En vérité : La loi, rien que la loi

Moïse DOSSOUMOU 20 février 2019

Ils l’ont tous réclamé. Pendant des années, ils n’ont pas levé le petit doigt pour apporter les corrections nécessaires. Députés pour la plupart, ils avaient la latitude d’initier des propositions de lois dans le but de réformer les pratiques politiques. Mais à aucun moment, ils n’ont daigné passer du discours à l’action. Il a fallu l’avènement au pouvoir de Patrice Talon en avril 2016 pour que les choses bougent dans ce sens. C’est ainsi que la réforme du système partisan proclamée pendant tant d’années du bout des lèvres par les animateurs de la vie politique nationale est devenue une réalité. Certes, ce fut par le biais des députés du Bloc de la majorité parlementaire que cette loi a été introduite dans le circuit législatif. Mais, sans l’implication active du chef de l’Etat qui a milité pour qu’il en soit ainsi, on serait encore à l’étape des déclarations d’intention.

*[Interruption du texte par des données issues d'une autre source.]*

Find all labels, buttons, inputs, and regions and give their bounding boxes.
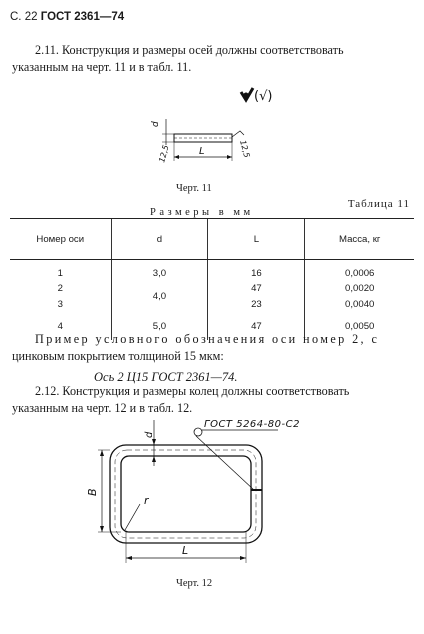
cell-L: 47 xyxy=(208,280,305,296)
roughness-paren-mark: (√) xyxy=(254,89,273,104)
dim-d-label: d xyxy=(144,431,155,438)
col-header-number: Номер оси xyxy=(10,219,111,260)
cell-d: 3,0 xyxy=(111,260,208,281)
pin-body xyxy=(174,134,232,142)
cell-d: 4,0 xyxy=(111,280,208,312)
ring-inner xyxy=(121,456,251,532)
section-2-11-line2: указанным на черт. 11 и в табл. 11. xyxy=(12,60,192,74)
dim-B-label: B xyxy=(86,488,99,496)
ring-outer xyxy=(110,445,262,543)
gost-weld-reference: ГОСТ 5264-80-С2 xyxy=(204,419,300,430)
cell-mass: 0,0040 xyxy=(305,296,414,312)
page-number: С. 22 xyxy=(10,11,38,23)
example-line1: Пример условного обозначения оси номер 2, с xyxy=(35,332,380,346)
cell-L: 16 xyxy=(208,260,305,281)
cell-mass: 0,0006 xyxy=(305,260,414,281)
cell-d: 5,0 xyxy=(111,312,208,340)
dim-d-label: d xyxy=(151,121,161,127)
roughness-symbol xyxy=(240,86,280,108)
cell-num: 2 xyxy=(57,282,63,294)
dim-12-5-left: 12,5 xyxy=(157,143,171,164)
dim-L-label: L xyxy=(199,146,205,157)
dim-r-label: r xyxy=(144,494,149,507)
table-row xyxy=(10,260,414,281)
col-header-L: L xyxy=(208,219,305,260)
table-11-units: Размеры в мм xyxy=(150,207,254,218)
col-header-mass: Масса, кг xyxy=(305,219,414,260)
table-11-title: Таблица 11 xyxy=(347,198,410,210)
table-11 xyxy=(10,218,414,340)
table-row xyxy=(10,296,414,312)
example-designation: Ось 2 Ц15 ГОСТ 2361—74. xyxy=(94,370,238,384)
cell-num: 3 xyxy=(57,298,63,310)
section-2-12-line2: указанным на черт. 12 и в табл. 12. xyxy=(12,401,193,415)
dim-L-label: L xyxy=(182,544,189,557)
drawing-11-caption: Черт. 11 xyxy=(176,183,212,194)
example-line2: цинковым покрытием толщиной 15 мкм: xyxy=(12,349,224,363)
cell-L: 47 xyxy=(208,312,305,340)
drawing-12-caption: Черт. 12 xyxy=(176,578,213,589)
col-header-d: d xyxy=(111,219,208,260)
page-header xyxy=(10,11,124,23)
cell-num: 4 xyxy=(57,320,63,332)
drawing-11 xyxy=(152,115,262,165)
section-2-11-line1: 2.11. Конструкция и размеры осей должны соответствовать xyxy=(35,43,344,57)
cell-L: 23 xyxy=(208,296,305,312)
table-row xyxy=(10,280,414,296)
section-2-12-line1: 2.12. Конструкция и размеры колец должны соответствовать xyxy=(35,384,350,398)
cell-mass: 0,0050 xyxy=(305,312,414,340)
standard-number: ГОСТ 2361—74 xyxy=(40,11,125,23)
dim-12-5-right: 12,5 xyxy=(238,139,252,159)
cell-mass: 0,0020 xyxy=(305,280,414,296)
cell-num: 1 xyxy=(57,267,63,279)
drawing-12 xyxy=(88,420,308,570)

Même si tout a été fait entre les quatre murs de l’Assemblée nationale, incontestablement, le moteur de cette réforme a pour nom Patrice Talon. En promulguant la loi n°2018-23 du 17 septembre 2018 portant charte des partis politiques en République du Bénin, le président de la République a inauguré une nouvelle ère politique. Dans tout Etat de droit, le vote et la promulgation d’une loi lui donnent un caractère contraignant. Qu’on le veuille ou non, toute loi est censée être appliquée jusqu’à son abrogation. La conséquence directe de la nouvelle charte des partis politiques est qu’elle contraint le personnel politique à se mettre à jour. Cela passe par une réorganisation en profondeur du système partisan. C’est dans cette dynamique que des dizaines d’anciens partis ont fermé leurs portes. Dans le même temps, de nouveaux creusets politiques ont vu le jour. Sur papier et dans les faits, l’assainissement du paysage politique est devenu une réalité.

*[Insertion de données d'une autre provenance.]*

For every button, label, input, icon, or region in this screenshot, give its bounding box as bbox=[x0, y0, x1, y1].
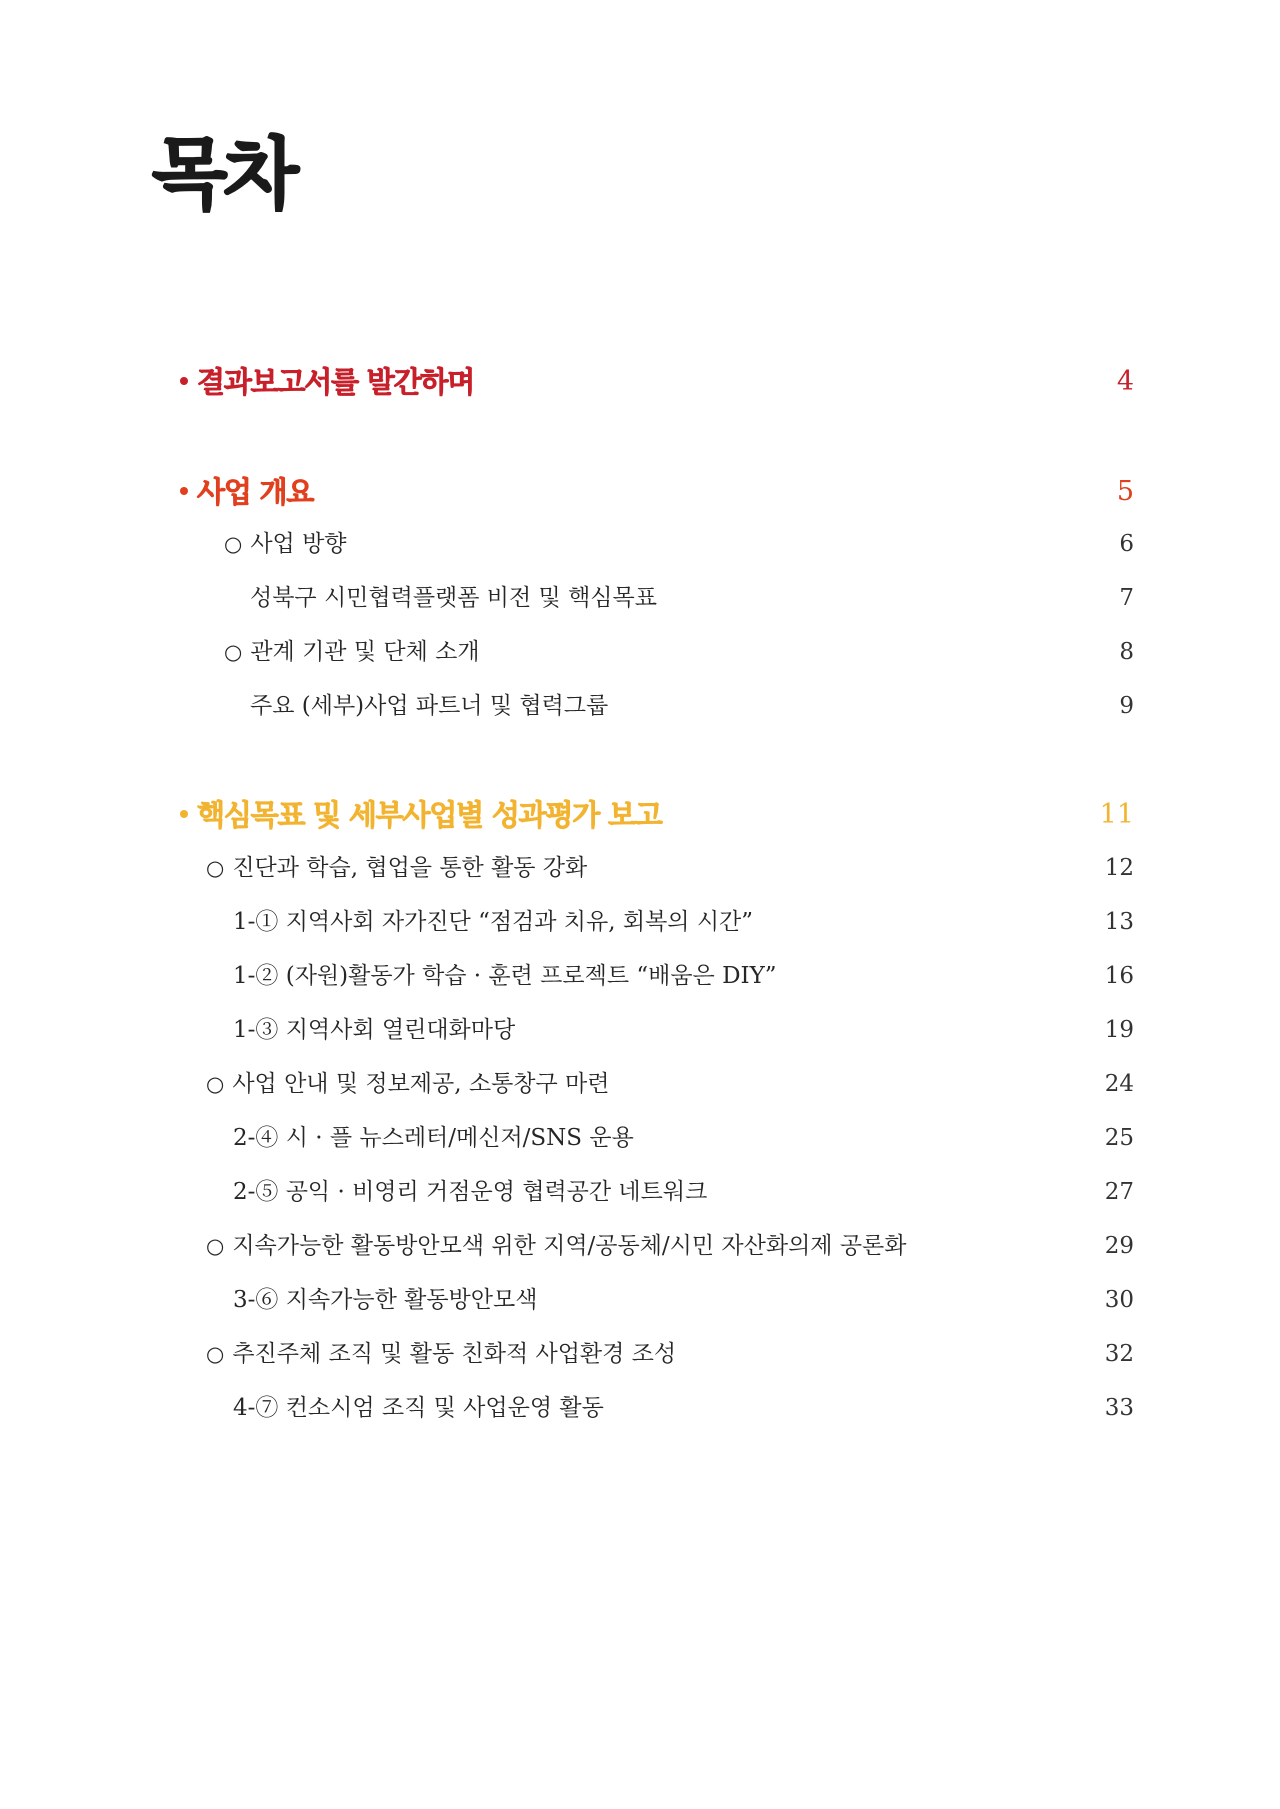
toc-entry[interactable] bbox=[0, 1224, 1280, 1268]
toc-entry-title bbox=[224, 522, 347, 566]
circle-bullet-icon: ○ bbox=[206, 1234, 225, 1258]
toc-section-title bbox=[180, 360, 474, 404]
toc-page-number: 27 bbox=[1104, 1179, 1134, 1205]
toc-entry-title bbox=[206, 1332, 676, 1376]
toc-page-number: 11 bbox=[1099, 799, 1134, 830]
toc-page-number: 8 bbox=[1119, 639, 1134, 665]
circle-bullet-icon: ○ bbox=[224, 640, 243, 664]
toc-page-number: 33 bbox=[1104, 1395, 1134, 1421]
toc-entry[interactable] bbox=[0, 1332, 1280, 1376]
toc-entry[interactable] bbox=[0, 1170, 1280, 1214]
toc-entry-label: 사업 방향 bbox=[250, 531, 347, 557]
toc-section-title bbox=[180, 470, 313, 514]
toc-entry-label: 2-④ 시 · 플 뉴스레터/메신저/SNS 운용 bbox=[233, 1125, 634, 1151]
toc-section-title bbox=[180, 793, 662, 837]
toc-entry-label: 2-⑤ 공익 · 비영리 거점운영 협력공간 네트워크 bbox=[233, 1179, 708, 1205]
toc-entry-label: 관계 기관 및 단체 소개 bbox=[250, 639, 480, 665]
toc-entry-label: 추진주체 조직 및 활동 친화적 사업환경 조성 bbox=[232, 1341, 677, 1367]
circle-bullet-icon: ○ bbox=[206, 1342, 225, 1366]
circle-bullet-icon: ○ bbox=[206, 856, 225, 880]
toc-entry[interactable] bbox=[0, 630, 1280, 674]
bullet-icon bbox=[180, 487, 188, 495]
toc-entry[interactable] bbox=[0, 1116, 1280, 1160]
toc-page-number: 5 bbox=[1116, 476, 1134, 507]
toc-section-3[interactable] bbox=[0, 793, 1280, 837]
toc-entry-label: 사업 안내 및 정보제공, 소통창구 마련 bbox=[232, 1071, 610, 1097]
toc-section-label: 결과보고서를 발간하며 bbox=[197, 365, 475, 399]
toc-entry[interactable] bbox=[0, 576, 1280, 620]
bullet-icon bbox=[180, 810, 188, 818]
toc-entry-label: 1-③ 지역사회 열린대화마당 bbox=[233, 1017, 516, 1043]
toc-page-number: 6 bbox=[1119, 531, 1134, 557]
toc-section-2[interactable] bbox=[0, 470, 1280, 514]
toc-entry-title bbox=[206, 1224, 907, 1268]
toc-entry-label: 1-② (자원)활동가 학습 · 훈련 프로젝트 “배움은 DIY” bbox=[233, 963, 777, 989]
circle-bullet-icon: ○ bbox=[206, 1072, 225, 1096]
toc-entry-title bbox=[224, 630, 480, 674]
toc-page-number: 24 bbox=[1104, 1071, 1134, 1097]
toc-entry[interactable] bbox=[0, 684, 1280, 728]
toc-entry-title bbox=[206, 1062, 609, 1106]
toc-page-number: 4 bbox=[1116, 366, 1134, 397]
toc-section-label: 사업 개요 bbox=[197, 475, 314, 509]
toc-page-number: 29 bbox=[1104, 1233, 1134, 1259]
toc-section-label: 핵심목표 및 세부사업별 성과평가 보고 bbox=[197, 798, 662, 832]
toc-entry-label: 1-① 지역사회 자가진단 “점검과 치유, 회복의 시간” bbox=[233, 909, 754, 935]
circle-bullet-icon: ○ bbox=[224, 532, 243, 556]
toc-page-number: 32 bbox=[1104, 1341, 1134, 1367]
toc-entry-title bbox=[206, 846, 587, 890]
toc-page-number: 9 bbox=[1119, 693, 1134, 719]
toc-entry[interactable] bbox=[0, 1008, 1280, 1052]
toc-page-number: 25 bbox=[1104, 1125, 1134, 1151]
toc-entry[interactable] bbox=[0, 900, 1280, 944]
toc-section-1[interactable] bbox=[0, 360, 1280, 404]
page-title: 목차 bbox=[152, 130, 295, 220]
toc-page-number: 19 bbox=[1104, 1017, 1134, 1043]
toc-page-number: 7 bbox=[1119, 585, 1134, 611]
toc-entry[interactable] bbox=[0, 954, 1280, 998]
toc-page-number: 12 bbox=[1104, 855, 1134, 881]
toc-entry-label: 4-⑦ 컨소시엄 조직 및 사업운영 활동 bbox=[233, 1395, 604, 1421]
toc-entry-label: 지속가능한 활동방안모색 위한 지역/공동체/시민 자산화의제 공론화 bbox=[232, 1233, 907, 1259]
bullet-icon bbox=[180, 377, 188, 385]
toc-page-number: 13 bbox=[1104, 909, 1134, 935]
toc-entry[interactable] bbox=[0, 522, 1280, 566]
toc-entry-label: 성북구 시민협력플랫폼 비전 및 핵심목표 bbox=[250, 585, 657, 611]
toc-entry[interactable] bbox=[0, 1386, 1280, 1430]
toc-entry[interactable] bbox=[0, 1062, 1280, 1106]
toc-page-number: 16 bbox=[1104, 963, 1134, 989]
toc-entry[interactable] bbox=[0, 1278, 1280, 1322]
toc-entry-label: 진단과 학습, 협업을 통한 활동 강화 bbox=[232, 855, 588, 881]
toc-entry-label: 3-⑥ 지속가능한 활동방안모색 bbox=[233, 1287, 538, 1313]
toc-entry-label: 주요 (세부)사업 파트너 및 협력그룹 bbox=[250, 693, 609, 719]
toc-page-number: 30 bbox=[1104, 1287, 1134, 1313]
toc-entry[interactable] bbox=[0, 846, 1280, 890]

Il se fait que l’imminence des législatives annoncées pour le dimanche 28 avril prochain et la nouvelle donne imposée par la charte des partis politiques ne sont pas du goût de tout le monde. Les difficultés d’obtention du certificat de mise en conformité ou du récépissé de déclaration provisoire exigés selon le cas lors du dépôt des dossiers de déclaration de candidature à la Commission électorale nationale autonome donnent des envies de remise en cause de l’ordre légal. Si l’Assemblée nationale dans sa majorité a consenti à voter la loi promulguée depuis septembre, il était du ressort des acteurs politiques de s’y conformer très tôt pour ne pas enclencher une course contre la montre à la dernière minute. De 1990 à 2019, le Bénin a démontré qu’il fait l’expérience d’une démocratie mature dont le renforcement passe par le respect de la loi. « Qui n’avance pas, recule », dit-on.
Par conséquent, ce serait malencontreux de continuer à tricher avec la loi. Il faut une application rigoureuse de la charte des partis politiques afin que le personnel politique, toutes tendances confondues, s’y conforme et que la loi s’applique à tous, sans exception. Chercher des moyens de contournement ne fait que fragiliser le droit positif. Soit la charte querellée est appliquée en l’état, soit les hommes politiques trouvent un moyen légal pour mettre un terme à son application. En la matière, une loi abrogatoire pourrait être la solution. Sans cela, seuls les partis qui respectent les conditions fixées par la loi iront aux élections. Les autres devront se mettre à jour pour continuer à exister.